I have a passion for putting a team together and watching people grow and develop. I look for opportunities to coach others. This passion currently involves coaching my son’s soccer team – but he’s five so it’s more like herding really energetic cats than coaching. I’ve also gotten involved with organizing the STANLEY Leadership Development Program (SLP), and I serve as the North American Finance lead for STANLEY Engineered Fastening.
Since I’ve gotten involved with the STANLEY Leadership Development Program we have grown STANLEY Engineered Fastening’s participation from one associate to six associates, located across North America. What I enjoy the most about the experience is watching young people bring in new ideas and improve processes. We focus on giving SLP associates true jobs and not just projects to fill their time – and we have seen great results. We have found that these young innovators can drive tremendous value into the business.
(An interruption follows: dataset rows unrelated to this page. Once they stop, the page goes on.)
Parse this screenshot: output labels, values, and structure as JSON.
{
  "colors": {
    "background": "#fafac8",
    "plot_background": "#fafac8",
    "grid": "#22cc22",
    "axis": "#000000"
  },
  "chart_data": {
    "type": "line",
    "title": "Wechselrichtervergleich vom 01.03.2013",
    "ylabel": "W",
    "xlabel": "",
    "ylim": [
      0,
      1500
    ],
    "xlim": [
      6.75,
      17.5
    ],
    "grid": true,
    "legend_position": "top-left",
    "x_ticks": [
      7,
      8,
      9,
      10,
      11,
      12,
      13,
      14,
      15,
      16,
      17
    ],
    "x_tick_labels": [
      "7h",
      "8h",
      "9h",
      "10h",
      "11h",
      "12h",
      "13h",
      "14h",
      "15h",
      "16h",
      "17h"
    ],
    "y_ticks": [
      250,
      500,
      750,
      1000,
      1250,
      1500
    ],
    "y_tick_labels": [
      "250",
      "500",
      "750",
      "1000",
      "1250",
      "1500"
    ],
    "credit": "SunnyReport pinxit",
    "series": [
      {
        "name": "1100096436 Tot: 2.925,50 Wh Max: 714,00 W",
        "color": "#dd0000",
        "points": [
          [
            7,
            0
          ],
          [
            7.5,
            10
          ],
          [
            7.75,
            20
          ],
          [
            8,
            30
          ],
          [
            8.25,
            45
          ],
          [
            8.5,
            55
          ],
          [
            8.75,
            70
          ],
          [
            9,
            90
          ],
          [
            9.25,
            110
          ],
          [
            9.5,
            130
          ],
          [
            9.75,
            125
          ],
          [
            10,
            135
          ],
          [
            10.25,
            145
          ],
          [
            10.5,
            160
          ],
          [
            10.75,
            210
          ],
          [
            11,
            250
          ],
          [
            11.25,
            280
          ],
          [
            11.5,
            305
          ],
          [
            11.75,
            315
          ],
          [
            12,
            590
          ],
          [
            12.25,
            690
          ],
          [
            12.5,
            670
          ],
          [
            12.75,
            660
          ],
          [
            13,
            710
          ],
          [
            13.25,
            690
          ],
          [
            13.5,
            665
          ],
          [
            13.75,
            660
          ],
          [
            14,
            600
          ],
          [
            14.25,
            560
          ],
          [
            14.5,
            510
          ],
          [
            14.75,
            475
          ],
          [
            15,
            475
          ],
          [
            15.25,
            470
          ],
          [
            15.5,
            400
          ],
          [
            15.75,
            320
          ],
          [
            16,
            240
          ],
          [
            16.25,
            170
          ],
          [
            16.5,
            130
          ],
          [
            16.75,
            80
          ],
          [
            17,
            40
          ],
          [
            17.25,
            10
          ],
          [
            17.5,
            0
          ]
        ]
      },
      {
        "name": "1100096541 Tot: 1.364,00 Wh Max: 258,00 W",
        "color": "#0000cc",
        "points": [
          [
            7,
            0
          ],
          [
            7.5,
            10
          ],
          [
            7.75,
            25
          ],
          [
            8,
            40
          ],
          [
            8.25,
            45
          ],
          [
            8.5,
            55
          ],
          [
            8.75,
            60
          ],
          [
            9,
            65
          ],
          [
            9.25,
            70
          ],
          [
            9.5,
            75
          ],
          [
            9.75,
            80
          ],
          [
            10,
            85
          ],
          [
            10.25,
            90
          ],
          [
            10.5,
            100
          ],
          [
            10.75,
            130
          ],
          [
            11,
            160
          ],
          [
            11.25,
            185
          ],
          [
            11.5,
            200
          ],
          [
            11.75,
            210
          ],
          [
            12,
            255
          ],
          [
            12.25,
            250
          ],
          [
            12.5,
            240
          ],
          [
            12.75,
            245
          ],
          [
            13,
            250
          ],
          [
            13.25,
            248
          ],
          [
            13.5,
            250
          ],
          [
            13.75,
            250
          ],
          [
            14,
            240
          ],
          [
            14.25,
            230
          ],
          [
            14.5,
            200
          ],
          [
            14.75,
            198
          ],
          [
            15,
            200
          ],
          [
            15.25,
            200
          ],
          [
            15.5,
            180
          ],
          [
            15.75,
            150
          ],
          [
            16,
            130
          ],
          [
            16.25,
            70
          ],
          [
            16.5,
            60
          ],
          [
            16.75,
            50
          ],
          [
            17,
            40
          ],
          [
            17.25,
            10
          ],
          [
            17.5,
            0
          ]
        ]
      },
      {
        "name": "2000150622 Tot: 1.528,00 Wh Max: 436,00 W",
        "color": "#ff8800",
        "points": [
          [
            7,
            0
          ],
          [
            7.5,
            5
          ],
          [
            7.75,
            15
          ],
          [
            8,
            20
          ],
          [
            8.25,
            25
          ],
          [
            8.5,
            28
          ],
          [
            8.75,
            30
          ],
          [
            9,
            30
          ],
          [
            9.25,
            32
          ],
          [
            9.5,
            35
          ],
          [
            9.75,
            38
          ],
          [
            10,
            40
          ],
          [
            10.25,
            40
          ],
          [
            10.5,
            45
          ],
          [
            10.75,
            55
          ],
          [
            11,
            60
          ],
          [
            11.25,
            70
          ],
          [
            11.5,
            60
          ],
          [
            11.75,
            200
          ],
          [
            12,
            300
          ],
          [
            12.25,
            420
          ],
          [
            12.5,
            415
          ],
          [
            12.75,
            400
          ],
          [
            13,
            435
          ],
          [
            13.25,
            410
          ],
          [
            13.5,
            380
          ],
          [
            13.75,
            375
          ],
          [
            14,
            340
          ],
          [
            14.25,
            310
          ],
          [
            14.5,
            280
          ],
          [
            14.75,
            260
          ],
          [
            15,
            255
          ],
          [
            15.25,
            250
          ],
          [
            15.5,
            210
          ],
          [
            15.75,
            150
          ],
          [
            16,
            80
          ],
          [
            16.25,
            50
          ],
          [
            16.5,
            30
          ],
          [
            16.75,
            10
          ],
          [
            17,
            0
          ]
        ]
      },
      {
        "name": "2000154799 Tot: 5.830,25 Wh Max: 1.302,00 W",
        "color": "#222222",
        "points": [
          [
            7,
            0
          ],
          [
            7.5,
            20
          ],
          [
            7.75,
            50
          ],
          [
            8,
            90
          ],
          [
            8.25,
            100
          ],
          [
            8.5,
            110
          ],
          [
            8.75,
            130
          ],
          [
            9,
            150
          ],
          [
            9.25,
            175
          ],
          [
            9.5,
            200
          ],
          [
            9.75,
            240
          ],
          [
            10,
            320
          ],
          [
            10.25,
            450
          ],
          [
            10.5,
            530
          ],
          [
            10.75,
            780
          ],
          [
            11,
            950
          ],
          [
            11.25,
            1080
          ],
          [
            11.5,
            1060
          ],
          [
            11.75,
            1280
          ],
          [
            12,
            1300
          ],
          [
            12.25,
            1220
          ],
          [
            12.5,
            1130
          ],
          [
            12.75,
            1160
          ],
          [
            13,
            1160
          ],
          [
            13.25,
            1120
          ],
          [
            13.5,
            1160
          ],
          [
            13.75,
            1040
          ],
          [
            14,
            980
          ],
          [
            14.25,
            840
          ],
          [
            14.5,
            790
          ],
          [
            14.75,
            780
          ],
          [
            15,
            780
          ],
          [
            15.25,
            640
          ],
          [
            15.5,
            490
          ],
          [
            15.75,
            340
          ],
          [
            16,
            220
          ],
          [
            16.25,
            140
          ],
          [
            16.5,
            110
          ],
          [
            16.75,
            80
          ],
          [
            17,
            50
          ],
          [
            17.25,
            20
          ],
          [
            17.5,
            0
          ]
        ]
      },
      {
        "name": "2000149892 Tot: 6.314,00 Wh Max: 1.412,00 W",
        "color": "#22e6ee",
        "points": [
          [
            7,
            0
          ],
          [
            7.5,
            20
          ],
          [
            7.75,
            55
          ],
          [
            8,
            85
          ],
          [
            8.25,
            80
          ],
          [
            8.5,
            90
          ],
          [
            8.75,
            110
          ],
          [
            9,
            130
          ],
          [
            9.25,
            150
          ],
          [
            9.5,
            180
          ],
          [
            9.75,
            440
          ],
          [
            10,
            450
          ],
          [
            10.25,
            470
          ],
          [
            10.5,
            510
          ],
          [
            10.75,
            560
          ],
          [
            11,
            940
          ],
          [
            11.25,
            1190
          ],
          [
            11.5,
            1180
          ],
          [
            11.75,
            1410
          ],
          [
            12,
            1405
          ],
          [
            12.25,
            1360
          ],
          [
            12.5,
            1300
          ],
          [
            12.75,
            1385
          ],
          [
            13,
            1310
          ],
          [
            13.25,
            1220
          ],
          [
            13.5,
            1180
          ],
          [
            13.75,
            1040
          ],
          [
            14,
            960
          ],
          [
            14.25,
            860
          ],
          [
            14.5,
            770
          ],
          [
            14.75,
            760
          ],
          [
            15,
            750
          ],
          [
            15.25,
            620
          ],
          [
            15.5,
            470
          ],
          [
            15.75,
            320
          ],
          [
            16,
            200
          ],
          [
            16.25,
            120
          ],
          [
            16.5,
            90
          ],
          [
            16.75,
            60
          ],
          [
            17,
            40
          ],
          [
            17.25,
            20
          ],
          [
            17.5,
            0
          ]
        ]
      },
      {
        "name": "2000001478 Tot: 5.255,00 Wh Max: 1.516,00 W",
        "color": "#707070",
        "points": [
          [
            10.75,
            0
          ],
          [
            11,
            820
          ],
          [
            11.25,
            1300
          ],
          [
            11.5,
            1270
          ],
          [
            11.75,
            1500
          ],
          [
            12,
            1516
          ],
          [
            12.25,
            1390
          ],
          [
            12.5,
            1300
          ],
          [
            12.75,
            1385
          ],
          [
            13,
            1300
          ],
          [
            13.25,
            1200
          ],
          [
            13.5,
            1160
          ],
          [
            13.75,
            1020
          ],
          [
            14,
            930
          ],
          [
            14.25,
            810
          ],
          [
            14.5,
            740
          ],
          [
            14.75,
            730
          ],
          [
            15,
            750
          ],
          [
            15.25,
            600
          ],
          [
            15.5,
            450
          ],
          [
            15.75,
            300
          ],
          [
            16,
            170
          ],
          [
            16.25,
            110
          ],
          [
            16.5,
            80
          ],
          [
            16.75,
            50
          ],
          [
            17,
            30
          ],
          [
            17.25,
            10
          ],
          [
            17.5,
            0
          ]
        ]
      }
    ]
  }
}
Recently, I worked on implementation of a group case study process which helps the SLP associates come together as a team, regardless of physical location. I was in a position to offer assistance with this since I work in Connecticut, but my responsibilities include facilities in Connecticut, North Carolina, Kentucky, Michigan, Iowa and Canada. That a lot of locations to cover, so I have learned the value of working cross-functionally and working as a team.
It’s a simple fact that when you work as a team you can accomplish a lot more than working individually.
Our parent company, Stanley Black & Decker, is about to celebrate its 175th birthday, but it feels more like a modern tech leader than a legacy industrial. I work in Finance now, but I have an MBA in technology so I’m sensitive to the IT side of our business. We have fantastic systems in place that leverage and connect our global business together.
STANLEY recognizes intelligence and effort, regardless of experience. Our employees are empowered to make decisions and drive results. It’s a challenging company, doing important work, and sometimes what you’re working on doesn’t go as planned. But as a coach at STANLEY, I’ve learned to tell people that failure is okay – as long as they fail fast and learn from it.